The results of the present analysis are comparable to those of McGready et al. They assessed DHA pharmacokinetics following oral AS administration to 24 pregnant women (2nd or 3rd trimester) of the Karen ethnic group in Thailand with acute uncomplicated falciparum malaria . In their study, patients received a three-day regimen of orally administered AS (4 mg/kg/day) with 250 mg atovaquone and 100 mg proguanil; medications were given once daily with high fat milk. Samples used for pharmacokinetic analysis were obtained prior to the third daily dose and at seven time points between 0.5 and 12 hours following that dose. Since AS was detectable in only 21 of 323 samples, the investigators limited their analysis to DHA. Using population pharmacokinetic analysis, they modelled DHA data using a one-compartment model with a first-order rate of formation modelled as a fixed effect. The parameter estimates they obtained, adjusted for the median weight of their subjects (50 kg), were 88.5 L/hr [95% CI 60 - 117 L/h] for oral DHA clearance and 231.5 L [95% CI 57 - 406 L] for DHA volume of distribution. Their estimate for DHA clearance in pregnant patients is similar to the estimate in the present analysis (91 L/h). The volume of distribution estimate from the present analysis (91.4 L) is lower than found by these investigators. However, both the 91.4 L estimate and the 95% bootstrap confidence interval for that estimate (78.5-109 L), fall within their 95% confidence interval. Additionally, the 91.4 L estimate is similar to that obtained by other analysts, albeit obtained from the study of exclusively non-pregnant patients. Specifically, Teja-Isavadharm et al conducted non-compartmental analysis of DHA kinetics following oral AS administration to patients with falciparum malaria; their estimate of 1.33 L/kg [range: 0.70 - 2.70 L/kg]  is similar to the estimate obtained in the current analysis, adjusted for the median weight of the pregnancy and control groups, of 1.58 L/kg. A similar estimate of 1.33 L/kg [95% CI 1.02 - 1.64] was obtained by Newton et al when examining the kinetics of DHA following oral AS administration to acute falciparum malaria patients .

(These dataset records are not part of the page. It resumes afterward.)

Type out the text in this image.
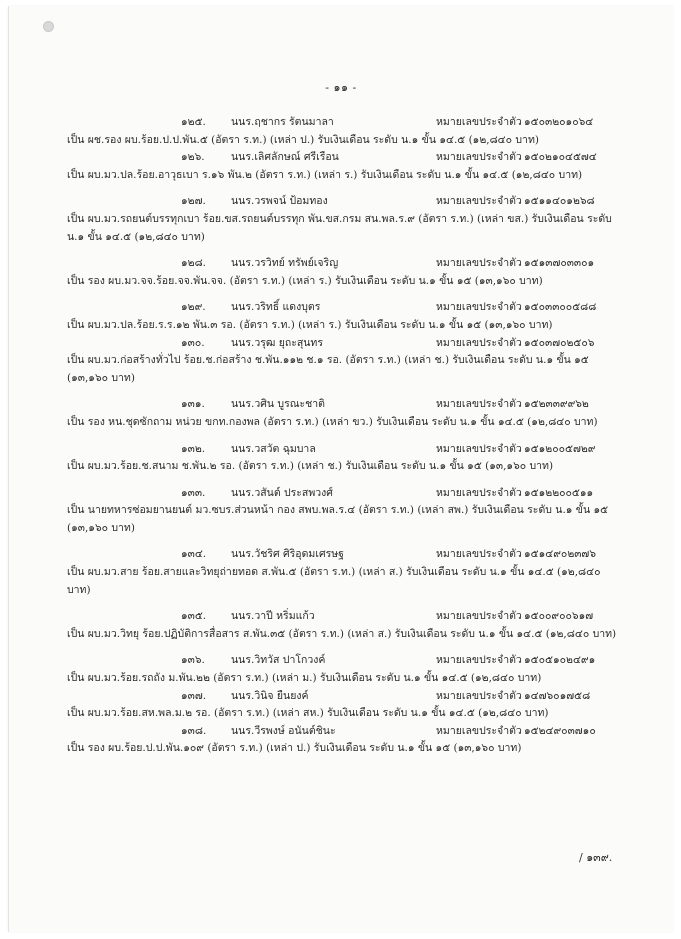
- ๑๑ -
๑๒๕.	นนร.ฤชากร รัตนมาลา	หมายเลขประจำตัว ๑๕๐๓๒๐๑๐๖๔
เป็น ผช.รอง ผบ.ร้อย.ป.ป.พัน.๕ (อัตรา ร.ท.) (เหล่า ป.) รับเงินเดือน ระดับ น.๑ ขั้น ๑๔.๕ (๑๒,๘๔๐ บาท)
๑๒๖.	นนร.เลิศลักษณ์ ศรีเรือน	หมายเลขประจำตัว ๑๕๐๒๑๐๔๕๗๔
เป็น ผบ.มว.ปล.ร้อย.อาวุธเบา ร.๑๖ พัน.๒ (อัตรา ร.ท.) (เหล่า ร.) รับเงินเดือน ระดับ น.๑ ขั้น ๑๔.๕ (๑๒,๘๔๐ บาท)
๑๒๗.	นนร.วรพจน์ ป้อมทอง	หมายเลขประจำตัว ๑๕๑๑๔๐๑๒๖๘
เป็น ผบ.มว.รถยนต์บรรทุกเบา ร้อย.ขส.รถยนต์บรรทุก พัน.ขส.กรม สน.พล.ร.๙ (อัตรา ร.ท.) (เหล่า ขส.) รับเงินเดือน ระดับ น.๑ ขั้น ๑๔.๕ (๑๒,๘๔๐ บาท)
๑๒๘.	นนร.วรวิทย์ ทรัพย์เจริญ	หมายเลขประจำตัว ๑๕๑๓๗๐๓๓๐๑
เป็น รอง ผบ.มว.จจ.ร้อย.จจ.พัน.จจ. (อัตรา ร.ท.) (เหล่า ร.) รับเงินเดือน ระดับ น.๑ ขั้น ๑๕ (๑๓,๑๖๐ บาท)
๑๒๙.	นนร.วริทธิ์ แดงบุตร	หมายเลขประจำตัว ๑๕๐๓๓๐๐๕๘๘
เป็น ผบ.มว.ปล.ร้อย.ร.ร.๑๒ พัน.๓ รอ. (อัตรา ร.ท.) (เหล่า ร.) รับเงินเดือน ระดับ น.๑ ขั้น ๑๕ (๑๓,๑๖๐ บาท)
๑๓๐.	นนร.วรุฒ ยุถะสุนทร	หมายเลขประจำตัว ๑๕๐๓๗๐๒๕๐๖
เป็น ผบ.มว.ก่อสร้างทั่วไป ร้อย.ช.ก่อสร้าง ช.พัน.๑๑๒ ช.๑ รอ. (อัตรา ร.ท.) (เหล่า ช.) รับเงินเดือน ระดับ น.๑ ขั้น ๑๕ (๑๓,๑๖๐ บาท)
๑๓๑.	นนร.วศิน บูรณะชาติ	หมายเลขประจำตัว ๑๕๒๓๓๙๙๖๒
เป็น รอง หน.ชุดซักถาม หน่วย ขกท.กองพล (อัตรา ร.ท.) (เหล่า ขว.) รับเงินเดือน ระดับ น.๑ ขั้น ๑๔.๕ (๑๒,๘๔๐ บาท)
๑๓๒.	นนร.วสวัต ฉุมบาล	หมายเลขประจำตัว ๑๕๑๒๐๐๕๗๒๙
เป็น ผบ.มว.ร้อย.ช.สนาม ช.พัน.๒ รอ. (อัตรา ร.ท.) (เหล่า ช.) รับเงินเดือน ระดับ น.๑ ขั้น ๑๕ (๑๓,๑๖๐ บาท)
๑๓๓.	นนร.วสันต์ ประสพวงศ์	หมายเลขประจำตัว ๑๕๑๒๒๐๐๕๑๑
เป็น นายทหารซ่อมยานยนต์ มว.ซบร.ส่วนหน้า กอง สพบ.พล.ร.๔ (อัตรา ร.ท.) (เหล่า สพ.) รับเงินเดือน ระดับ น.๑ ขั้น ๑๕ (๑๓,๑๖๐ บาท)
๑๓๔.	นนร.วัชริศ ศิริอุดมเศรษฐ	หมายเลขประจำตัว ๑๕๑๔๙๐๒๓๗๖
เป็น ผบ.มว.สาย ร้อย.สายและวิทยุถ่ายทอด ส.พัน.๕ (อัตรา ร.ท.) (เหล่า ส.) รับเงินเดือน ระดับ น.๑ ขั้น ๑๔.๕ (๑๒,๘๔๐ บาท)
๑๓๕.	นนร.วาปี หริ่มแก้ว	หมายเลขประจำตัว ๑๕๐๐๙๐๐๖๑๗
เป็น ผบ.มว.วิทยุ ร้อย.ปฏิบัติการสื่อสาร ส.พัน.๓๕ (อัตรา ร.ท.) (เหล่า ส.) รับเงินเดือน ระดับ น.๑ ขั้น ๑๔.๕ (๑๒,๘๔๐ บาท)
๑๓๖.	นนร.วิทวัส ปาโกวงค์	หมายเลขประจำตัว ๑๕๐๕๑๐๒๔๙๑
เป็น ผบ.มว.ร้อย.รถถัง ม.พัน.๒๒ (อัตรา ร.ท.) (เหล่า ม.) รับเงินเดือน ระดับ น.๑ ขั้น ๑๔.๕ (๑๒,๘๔๐ บาท)
๑๓๗.	นนร.วินิจ ยืนยงค์	หมายเลขประจำตัว ๑๔๗๖๐๑๗๕๘
เป็น ผบ.มว.ร้อย.สห.พล.ม.๒ รอ. (อัตรา ร.ท.) (เหล่า สห.) รับเงินเดือน ระดับ น.๑ ขั้น ๑๔.๕ (๑๒,๘๔๐ บาท)
๑๓๘.	นนร.วีรพงษ์ อนันต์ชินะ	หมายเลขประจำตัว ๑๕๒๔๙๐๓๗๑๐
เป็น รอง ผบ.ร้อย.ป.ป.พัน.๑๐๙ (อัตรา ร.ท.) (เหล่า ป.) รับเงินเดือน ระดับ น.๑ ขั้น ๑๕ (๑๓,๑๖๐ บาท)
/ ๑๓๙.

The pregnant women included in the present study were asymptomatic, displayed low-grade parasitaemia, and were otherwise generally healthy. Therefore, the results from this study can be generalized to populations for which intermittent preventative treatment regimens are indicated. Given that the model was not constructed using data from pregnant women with acute symptomatic malaria, it is not known if the model would optimally describe AS and DHA pharmacokinetics in such patients. However, given the findings of McGready et al, it seems probable that the significant pregnancy-associated increase in DHA oral clearance identified in the present analysis would be observed in pregnant women with acute malaria. In these patients, lower DHA blood levels resulting from accelerated DHA clearance could translate into reduced efficacy of AS and related compounds. Lower levels could also select for survival of parasites more tolerant to these compounds, increasing the risk of resistance development.